Wednesday, September 1, 2010

2-D Array Memory Layout

Two kinds of multi-dimensional arrays.

There are two basic ways of implementing 2-dimensional arrays: rectangular, sequential, two-dimensional arrays and arrays of arrays. Some languages use one method, some another, and some both. C++ allows both methods, and each has its advantages and disadvantages.
  • rectangular sequential arrays. In this case the rows are laid out sequentially in memory. This provides simplicity in memory management and a slight speed advantage. This is the kind of array C/C++ creates by default.
  • Arrays of arrays. In this style each element of a one-dimensional array is a pointer to another array. This is a common way to create an array of C-strings (a zero-terminated array of characters). This is also useful if the rows are uneven length or are dynamically allocated. The disadvantage is that memory management is more complex, often requiring dynamic allocation and deallocation. This is the only kind of multi-dimensional array in Java. See Arrays of Arrays.

Rectangular arrays allocated in memory by row

Let's see how the memory is allocated for this array.
char ttt[3][3] = {{'x', 'x', 'o'},
{'o', 'o', 'x'},
{'x', 'o', ' '}
};
The memory for this array could be visualized as in the diagram to the right, which identifies a few cells by their subscripts.
2D array memory representation
2D array memory representation
Because memory is addressed linearly, a better representation is like the diagram to the left.
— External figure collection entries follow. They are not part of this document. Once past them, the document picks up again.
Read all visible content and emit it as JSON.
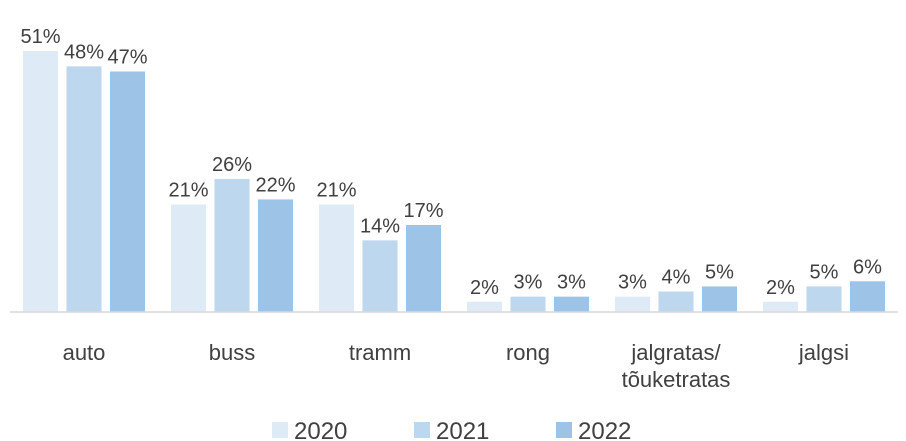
{
  "chart_data": {
    "type": "bar",
    "categories": [
      "auto",
      "buss",
      "tramm",
      "rong",
      "jalgratas/ tõuketratas",
      "jalgsi"
    ],
    "series": [
      {
        "name": "2020",
        "color": "#deebf7",
        "values": [
          51,
          21,
          21,
          2,
          3,
          2
        ],
        "value_labels": [
          "51%",
          "21%",
          "21%",
          "2%",
          "3%",
          "2%"
        ]
      },
      {
        "name": "2021",
        "color": "#bdd7ee",
        "values": [
          48,
          26,
          14,
          3,
          4,
          5
        ],
        "value_labels": [
          "48%",
          "26%",
          "14%",
          "3%",
          "4%",
          "5%"
        ]
      },
      {
        "name": "2022",
        "color": "#9dc3e6",
        "values": [
          47,
          22,
          17,
          3,
          5,
          6
        ],
        "value_labels": [
          "47%",
          "22%",
          "17%",
          "3%",
          "5%",
          "6%"
        ]
      }
    ],
    "legend": "bottom"
  }
}
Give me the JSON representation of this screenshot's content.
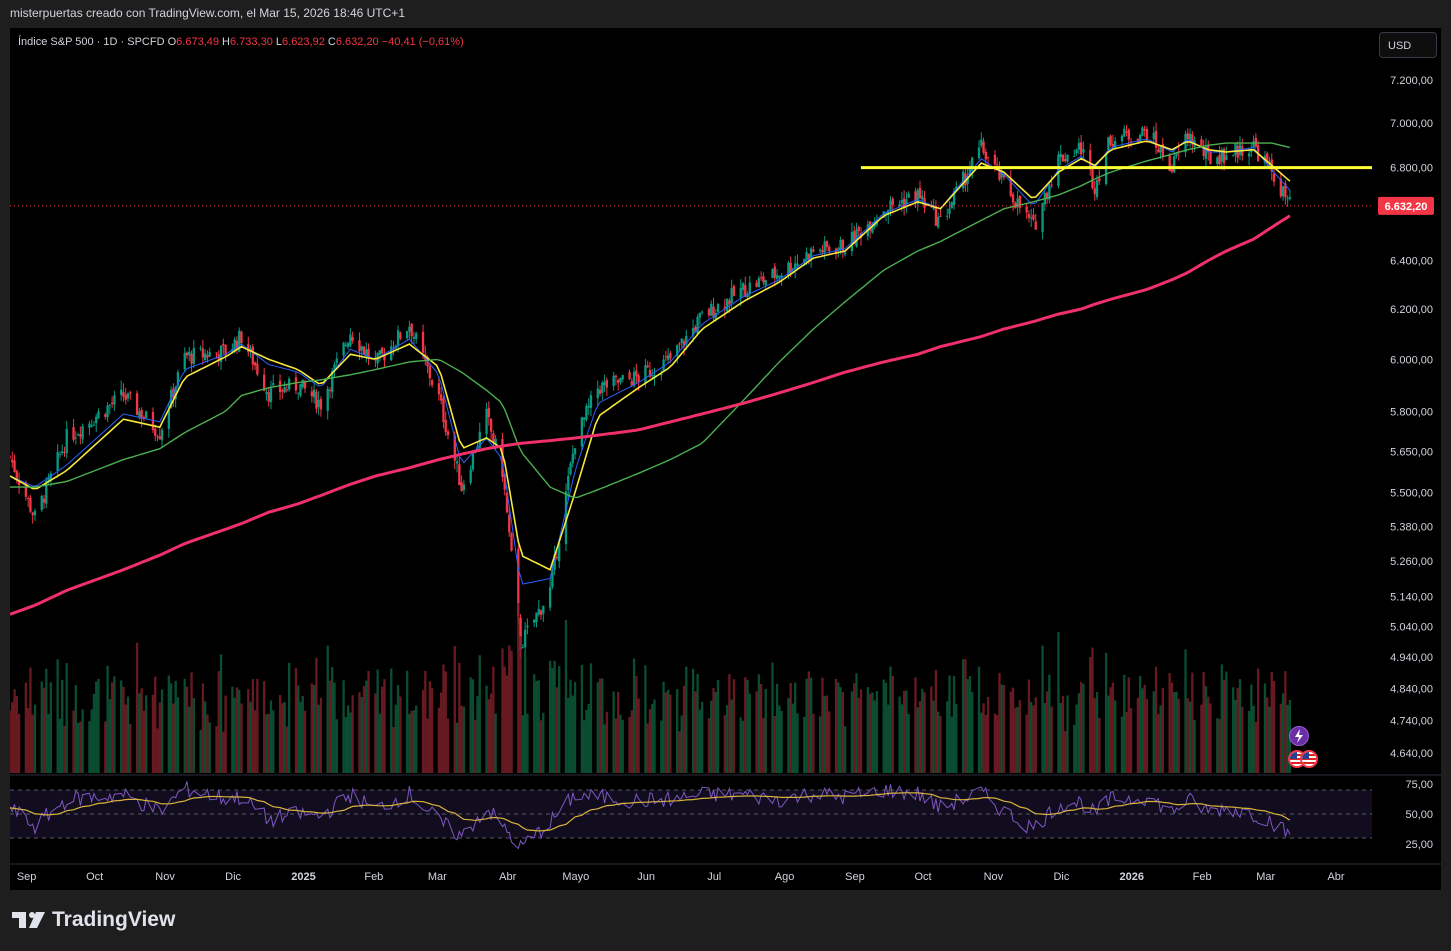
{
  "header": {
    "text": "misterpuertas creado con TradingView.com, el Mar 15, 2026 18:46 UTC+1"
  },
  "instrument": {
    "title": "Índice S&P 500 · 1D · SPCFD",
    "o_label": "O",
    "o_value": "6.673,49",
    "h_label": "H",
    "h_value": "6.733,30",
    "l_label": "L",
    "l_value": "6.623,92",
    "c_label": "C",
    "c_value": "6.632,20",
    "change": "−40,41 (−0,61%)"
  },
  "currency_button": "USD",
  "brand": {
    "name": "TradingView"
  },
  "colors": {
    "up": "#089981",
    "down": "#f23645",
    "ema_fast": "#2962ff",
    "ema_slow": "#f7e83c",
    "sma50": "#4caf50",
    "sma200": "#f0306a",
    "level_line": "#ffff33",
    "rsi": "#7e57c2",
    "rsi_ma": "#d8b33c"
  },
  "chart_data": {
    "type": "line",
    "title": "",
    "xlabel": "",
    "ylabel": "",
    "y_scale": "log",
    "ylim": [
      4580,
      7420
    ],
    "y_ticks": [
      "7.200,00",
      "7.000,00",
      "6.800,00",
      "6.400,00",
      "6.200,00",
      "6.000,00",
      "5.800,00",
      "5.650,00",
      "5.500,00",
      "5.380,00",
      "5.260,00",
      "5.140,00",
      "5.040,00",
      "4.940,00",
      "4.840,00",
      "4.740,00",
      "4.640,00"
    ],
    "y_tick_values": [
      7200,
      7000,
      6800,
      6400,
      6200,
      6000,
      5800,
      5650,
      5500,
      5380,
      5260,
      5140,
      5040,
      4940,
      4840,
      4740,
      4640
    ],
    "x_ticks": [
      "Sep",
      "Oct",
      "Nov",
      "Dic",
      "2025",
      "Feb",
      "Mar",
      "Abr",
      "Mayo",
      "Jun",
      "Jul",
      "Ago",
      "Sep",
      "Oct",
      "Nov",
      "Dic",
      "2026",
      "Feb",
      "Mar",
      "Abr"
    ],
    "x_tick_dates": [
      "2024-09-01",
      "2024-10-01",
      "2024-11-01",
      "2024-12-01",
      "2025-01-01",
      "2025-02-01",
      "2025-03-01",
      "2025-04-01",
      "2025-05-01",
      "2025-06-01",
      "2025-07-01",
      "2025-08-01",
      "2025-09-01",
      "2025-10-01",
      "2025-11-01",
      "2025-12-01",
      "2026-01-01",
      "2026-02-01",
      "2026-03-01",
      "2026-04-01"
    ],
    "last_price": 6632.2,
    "last_price_label": "6.632,20",
    "horizontal_level": 6800,
    "close_path": {
      "dates": [
        "2024-08-26",
        "2024-09-06",
        "2024-09-20",
        "2024-10-15",
        "2024-10-31",
        "2024-11-11",
        "2024-11-29",
        "2024-12-06",
        "2024-12-18",
        "2024-12-31",
        "2025-01-10",
        "2025-01-23",
        "2025-02-03",
        "2025-02-18",
        "2025-03-03",
        "2025-03-13",
        "2025-03-24",
        "2025-03-31",
        "2025-04-08",
        "2025-04-21",
        "2025-05-02",
        "2025-05-12",
        "2025-05-30",
        "2025-06-13",
        "2025-06-27",
        "2025-07-15",
        "2025-07-31",
        "2025-08-15",
        "2025-08-29",
        "2025-09-15",
        "2025-09-30",
        "2025-10-10",
        "2025-10-28",
        "2025-11-07",
        "2025-11-20",
        "2025-12-01",
        "2025-12-11",
        "2025-12-17",
        "2025-12-24",
        "2026-01-09",
        "2026-01-20",
        "2026-01-27",
        "2026-02-05",
        "2026-02-13",
        "2026-02-25",
        "2026-03-05",
        "2026-03-13"
      ],
      "values": [
        5630,
        5410,
        5700,
        5860,
        5720,
        6010,
        6030,
        6090,
        5870,
        5900,
        5830,
        6110,
        5980,
        6140,
        5850,
        5520,
        5780,
        5580,
        4980,
        5160,
        5690,
        5890,
        5930,
        6000,
        6170,
        6280,
        6350,
        6440,
        6460,
        6620,
        6680,
        6560,
        6890,
        6730,
        6540,
        6840,
        6890,
        6720,
        6930,
        6960,
        6800,
        6950,
        6840,
        6860,
        6900,
        6780,
        6632
      ]
    },
    "series": [
      {
        "values": [
          5560,
          5520,
          5600,
          5790,
          5760,
          5960,
          6020,
          6060,
          5980,
          5950,
          5890,
          6040,
          6000,
          6080,
          5940,
          5600,
          5700,
          5620,
          5180,
          5200,
          5580,
          5830,
          5910,
          5990,
          6140,
          6250,
          6320,
          6420,
          6450,
          6600,
          6660,
          6620,
          6840,
          6770,
          6630,
          6790,
          6850,
          6800,
          6890,
          6930,
          6870,
          6930,
          6870,
          6870,
          6890,
          6790,
          6700
        ]
      },
      {
        "values": [
          5560,
          5510,
          5580,
          5770,
          5740,
          5930,
          6010,
          6050,
          6000,
          5960,
          5900,
          6020,
          6000,
          6060,
          5970,
          5660,
          5700,
          5660,
          5280,
          5230,
          5500,
          5780,
          5890,
          5970,
          6120,
          6230,
          6310,
          6410,
          6440,
          6590,
          6650,
          6620,
          6820,
          6780,
          6660,
          6780,
          6840,
          6810,
          6880,
          6920,
          6880,
          6920,
          6880,
          6870,
          6880,
          6810,
          6740
        ]
      },
      {
        "values": [
          5520,
          5520,
          5540,
          5620,
          5660,
          5720,
          5800,
          5860,
          5890,
          5910,
          5920,
          5940,
          5960,
          5990,
          6000,
          5950,
          5880,
          5830,
          5650,
          5520,
          5480,
          5510,
          5570,
          5620,
          5680,
          5840,
          5990,
          6120,
          6230,
          6360,
          6440,
          6480,
          6570,
          6620,
          6650,
          6680,
          6720,
          6750,
          6780,
          6830,
          6860,
          6880,
          6900,
          6910,
          6910,
          6910,
          6890
        ]
      },
      {
        "values": [
          5080,
          5110,
          5160,
          5230,
          5280,
          5320,
          5370,
          5390,
          5430,
          5460,
          5490,
          5530,
          5560,
          5590,
          5620,
          5640,
          5660,
          5670,
          5680,
          5690,
          5700,
          5710,
          5730,
          5760,
          5790,
          5830,
          5870,
          5910,
          5950,
          5990,
          6020,
          6050,
          6090,
          6120,
          6150,
          6180,
          6200,
          6220,
          6240,
          6280,
          6320,
          6350,
          6400,
          6440,
          6490,
          6540,
          6590
        ]
      }
    ],
    "volume_range_shown": "relative",
    "rsi": {
      "ylim": [
        20,
        80
      ],
      "y_ticks": [
        "75,00",
        "50,00",
        "25,00"
      ],
      "y_tick_values": [
        75,
        50,
        25
      ],
      "bands": [
        70,
        50,
        30
      ],
      "values": [
        55,
        40,
        62,
        66,
        52,
        71,
        63,
        64,
        45,
        50,
        48,
        66,
        54,
        67,
        44,
        31,
        55,
        40,
        22,
        43,
        66,
        64,
        61,
        62,
        66,
        66,
        62,
        67,
        64,
        70,
        67,
        55,
        68,
        52,
        38,
        58,
        60,
        50,
        62,
        64,
        52,
        62,
        52,
        55,
        50,
        44,
        32
      ]
    }
  }
}
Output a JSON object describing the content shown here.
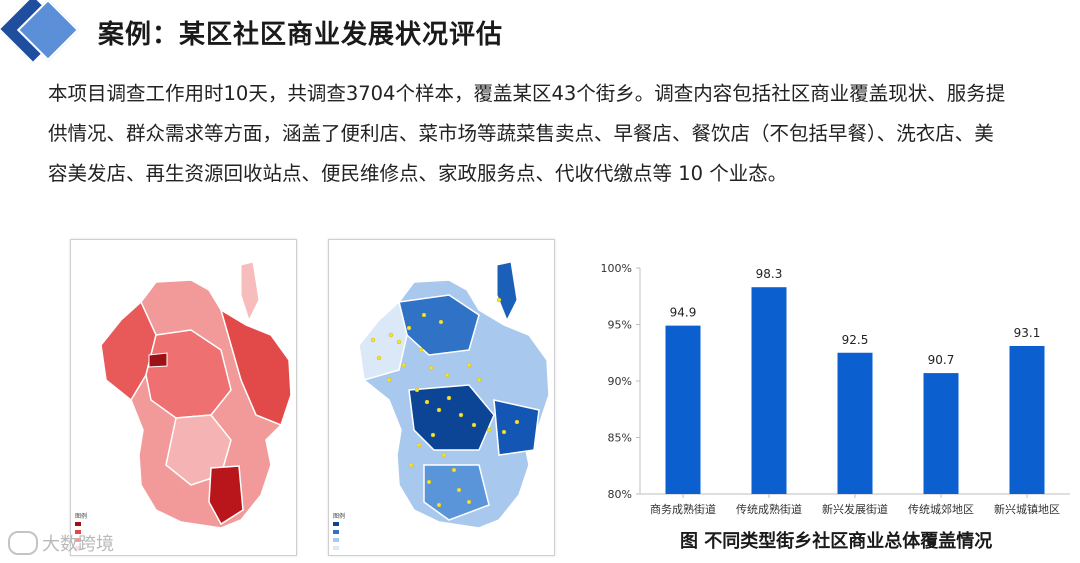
{
  "header": {
    "title": "案例：某区社区商业发展状况评估"
  },
  "intro": {
    "text": "本项目调查工作用时10天，共调查3704个样本，覆盖某区43个街乡。调查内容包括社区商业覆盖现状、服务提供情况、群众需求等方面，涵盖了便利店、菜市场等蔬菜售卖点、早餐店、餐饮店（不包括早餐）、洗衣店、美容美发店、再生资源回收站点、便民维修点、家政服务点、代收代缴点等 10 个业态。"
  },
  "maps": {
    "left": {
      "legend_title": "图例",
      "theme_color": "#e33b3b"
    },
    "right": {
      "legend_title": "图例",
      "theme_color": "#1a63b8"
    }
  },
  "chart_data": {
    "type": "bar",
    "categories": [
      "商务成熟街道",
      "传统成熟街道",
      "新兴发展街道",
      "传统城郊地区",
      "新兴城镇地区"
    ],
    "values": [
      94.9,
      98.3,
      92.5,
      90.7,
      93.1
    ],
    "ylim": [
      80,
      100
    ],
    "yticks": [
      80,
      85,
      90,
      95,
      100
    ],
    "ytick_labels": [
      "80%",
      "85%",
      "90%",
      "95%",
      "100%"
    ],
    "bar_color": "#0b5fcf",
    "grid": false,
    "title": "",
    "xlabel": "",
    "ylabel": ""
  },
  "chart_caption": "图 不同类型街乡社区商业总体覆盖情况",
  "watermark": {
    "text": "大数跨境"
  }
}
Computing the address of an array element

C++ must compute the memory address of each array element that it accesses. C++ does this automatically, but it helps to understand what's going on "under the hood". Assume the following declaration:
char a[ROWS][COLS];  // assume ROWS and COLS are const ints
Because arrays are laid out in memory by row, each row length is COLS (the number of columns is the size of a row). Let's assume that you want to find the address of a[r][c]. The baseAddress of the array is the address of the first element. The rowSize is COLS in the above example. The elementSize is the number of bytes required to represent the data (typically 1 for char, 4 for int, 4 for float, and 8 for double.
address = baseAddress + elementSize * (r*rowSize + c);
Note
  • The number of rows (ROWS) is not used in the computation.
  • Because the number of rows is not used, there is no need to pass it when declaring a formal array parameter for a two-dimension array.